L’ombre des porte-avions chinois sur Taïwan

Défense | La Chine est en passe de disposer d’au moins quatre porte-avions d’ici 2027, dont le quatrième sera à propulsion nucléaire. Ce dernier pourrait changer les équilibres des forces en cas de conflit avec Taïwan. Pékin planifie par ailleurs une flotte composée de 5 ou 6 porte-avions à l’horizon de 2030. Analyses.

Les travaux sur le quatrième porte-avions chinois — de Type 004, à propulsion nucléaire — ont commencé en 2021 au chantier naval de Jiangnan, à Shanghai. Par rapport à leurs homologues à propulsion conventionnelle, les porte-avions à propulsion nucléaire peuvent rester en mer beaucoup plus longtemps, transporter deux fois plus de carburant pour les avions, 30 % d’armes en plus et presque 8 500 mètres cubes d’espace supplémentaire, qui seraient autrement occupés par les prises d’air et les systèmes d’échappement. L’énergie nucléaire est également essentielle pour fournir assez de puissance aux catapultes électromagnétiques, les armes, les capteurs et les ordinateurs de bord des avions, qui consomment beaucoup d’énergie.

La défense de Taïwan en difficulté en cas d’attaque de Pékin

D’après une analyse du Belfer Center de la Harvard Kennedy School, la force croissante des porte-avions chinois, aidée par les développements dans d’autres technologies militaires, et les capacités d’anti-accès/déni de zone (A2/AD) tout au long des côtes chinoises, dans les Paracels et les Spratleys en Mer de Chine méridionale, devrait poser, à partir de 2027, des difficultés aux États-Unis dans une guerre rapide menée par Pékin contre Taïwan. Il est à noter que les capacités A2/AD chinoises en Mer de Chine restent plutôt faibles en étant géographiquement isolées et fixes. Ces bases demeurent des cibles faciles à détruire pour Washington et ses alliés.
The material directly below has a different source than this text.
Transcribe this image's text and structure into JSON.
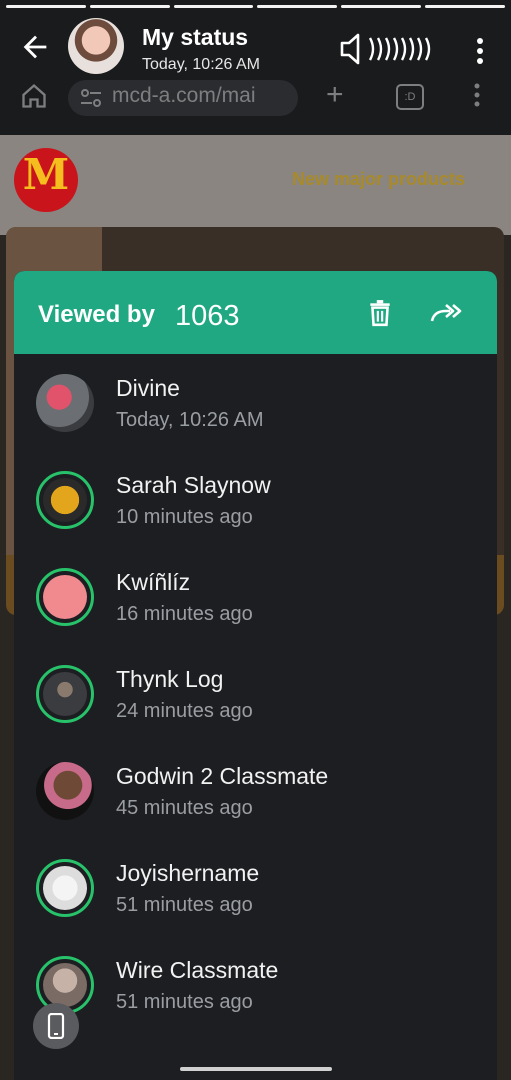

Par conséquent, dans la configuration géostratégique et militaire actuelle, les États-Unis pourraient être contraints de transformer un conflit limité sur Taïwan en une guerre régionale plus importante. Selon cette analyse, une attaque chinoise sur Taïwan serait très probablement couronnée de certains succès avant que les États-Unis ne puissent déplacer suffisamment de moyens dans la région. Même si les États-Unis parvenaient à déplacer suffisamment de leurs forces pour aider Taïwan, elles ne seraient pas suffisantes pour influer sur l’issue du conflit. Cela dit, la Chine dispose désormais des capacités nécessaires pour créer un fait accompli dans le détroit de Taïwan avant que les États-Unis ne décident de leur réponse.

La flotte de porte-avions de la Chine pourrait compléter son aviation de chasse terrestre pour établir une supériorité aérienne au-dessus du détroit de Taïwan. En outre, ces porte-avions peuvent être déployés au large de la côte orientale de Taïwan, ce qui permet de frapper les défenses de Taïwan stationnées sur son flanc oriental montagneux. Les Chinois opéreraient donc dans un parapluie sécurisé, défendu contre les attaques taïwanaises ou américaines par des missiles tueurs de porte-avions DF-21D, des chasseurs basés sur des porte-avions, des navires de guerre de surface et des sous-marins.

La question stratégique

La défense de Taïwan repose sur une stratégie de défense asymétrique en forme de « porc-épic » visant à prolonger un conflit potentiel jusqu’à l’intervention des forces américaines. L’armée taïwanaise est bien équipée, bien entrainée et motivée. L’île reste fortement défendue par des missiles antinavires, des missiles antichars et des défenses aériennes afin de tenir suffisamment longtemps pour une intervention américaine.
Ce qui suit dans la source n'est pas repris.